Но взглянем на это с точки зрения отдельной самки нового вида. Допустим, она имеет возможность менять соотношение полов в своем помете. Если она рожает только сыновей, каждый из которых в свое время спарится с 10 самками, то у нее будет в 10 раз больше правнуков, чем у соперниц. И очень быстро ее потомки начнут преобладать. Но, поскольку в каждом поколении будут рождаться только самцы, их будет все больше и больше — а значит, соотношение полов в конце концов станет равным. Вот почему — за редкими исключениями, лишь доказывающими правило — эта пропорция всегда вращается вокруг 50:50. Любое отклонение автоматически вознаграждает тех, кто восстанавливает равновесие.
То же справедливо для поведения человека. Вообразим южноамериканский лес и живущих в нем несколько сотен индейских семей, которые едят только сердцевину пальмы. Подобное не так уж невероятно: этот продукт является основным для целого ряда народов. Представим, что пальмы растут медленно, а рубить можно только зрелые деревья. Чтобы предотвратить голод, каждая семья подчиняется жесткому правилу «два ребенка на каждую женатую пару» и убивает «лишних» малышей. В результате зрелых пальм хватает на всех. Все хорошо в этом слегка тоталитарном Эдеме. Вид заботится о своих интересах (хотя бы и ценой индивидуальных стремлений) и процветает.

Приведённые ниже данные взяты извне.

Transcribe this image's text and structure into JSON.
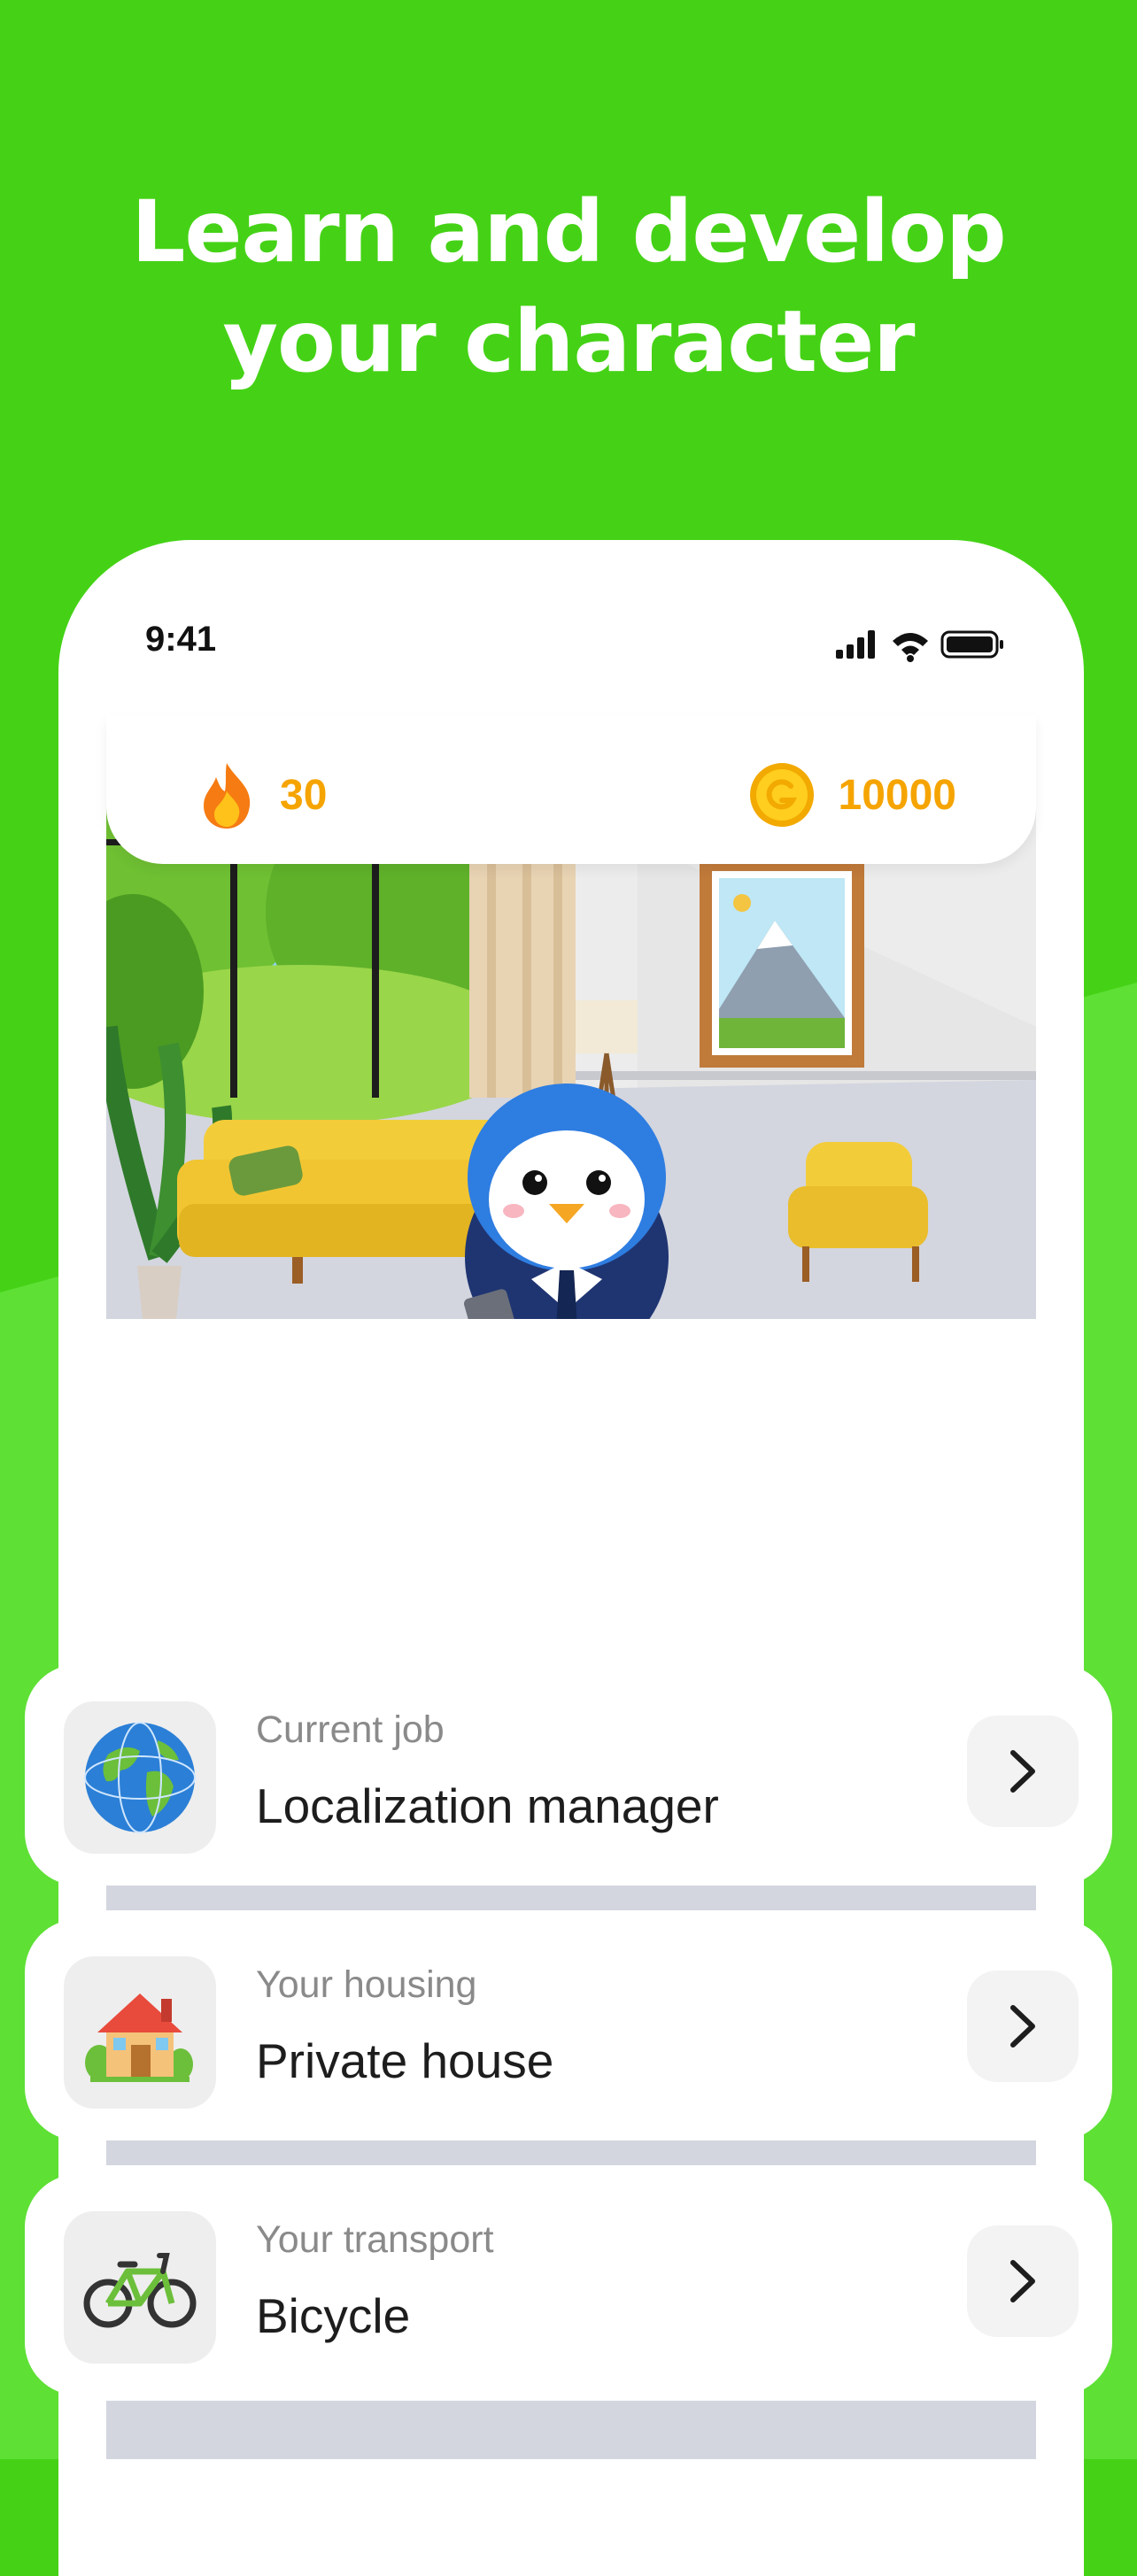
{
  "headline": {
    "line1": "Learn and develop",
    "line2": "your character"
  },
  "status_bar": {
    "time": "9:41",
    "icons": [
      "cellular-signal-icon",
      "wifi-icon",
      "battery-icon"
    ]
  },
  "stats": {
    "streak": {
      "icon": "fire-icon",
      "value": "30"
    },
    "coins": {
      "icon": "coin-icon",
      "value": "10000"
    }
  },
  "scene": {
    "description_icon": "penguin-in-living-room-illustration"
  },
  "cards": [
    {
      "icon": "globe-icon",
      "label": "Current job",
      "value": "Localization manager"
    },
    {
      "icon": "house-icon",
      "label": "Your housing",
      "value": "Private house"
    },
    {
      "icon": "bicycle-icon",
      "label": "Your transport",
      "value": "Bicycle"
    }
  ],
  "colors": {
    "brand_green": "#45d216",
    "accent_orange": "#f5a400",
    "card_bg": "#ffffff",
    "icon_tile": "#eeeeee"
  }
}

Теперь представим, что, по какой-то причине, спустя много лет одна семья отказывается делать то, что ей велено, и воспитывает 10 детей. Родители кормят их, срубая молоденькие пальмочки. Другие поступают так же, и все племя скоро оказывается в беде — причем законопослушным индейцам не лучше, чем нарушителям. На самом деле у последних, которых стало много, больше шансов выжить при надвигающемся голоде, чем у семьи, блюдущей закон. Невинные не только разделяют страдания виновных — на их долю выпадает даже больше мучений. Сам вид далек от процветания, чего не скажешь о его представителях. Потенциальный нарушитель закона либо может утверждать, что в конечном счете ему будет лучше, если он устоит перед искушением, либо руководствоваться «патриотизмом». Но может ли он быть уверен, что другие придут к такому же выводу? Вспоминая о дилемме заключенного, может ли он быть уверен, что они не предадут? И, если уж на то пошло, есть ли у него гарантия уверенности соплеменников в том, что не предаст он? Ибо если один человек предает, думает, что другой может предать, или считает, что другой думает, будто он предаст, чувство общности рушится, и логика ведет к беспределу.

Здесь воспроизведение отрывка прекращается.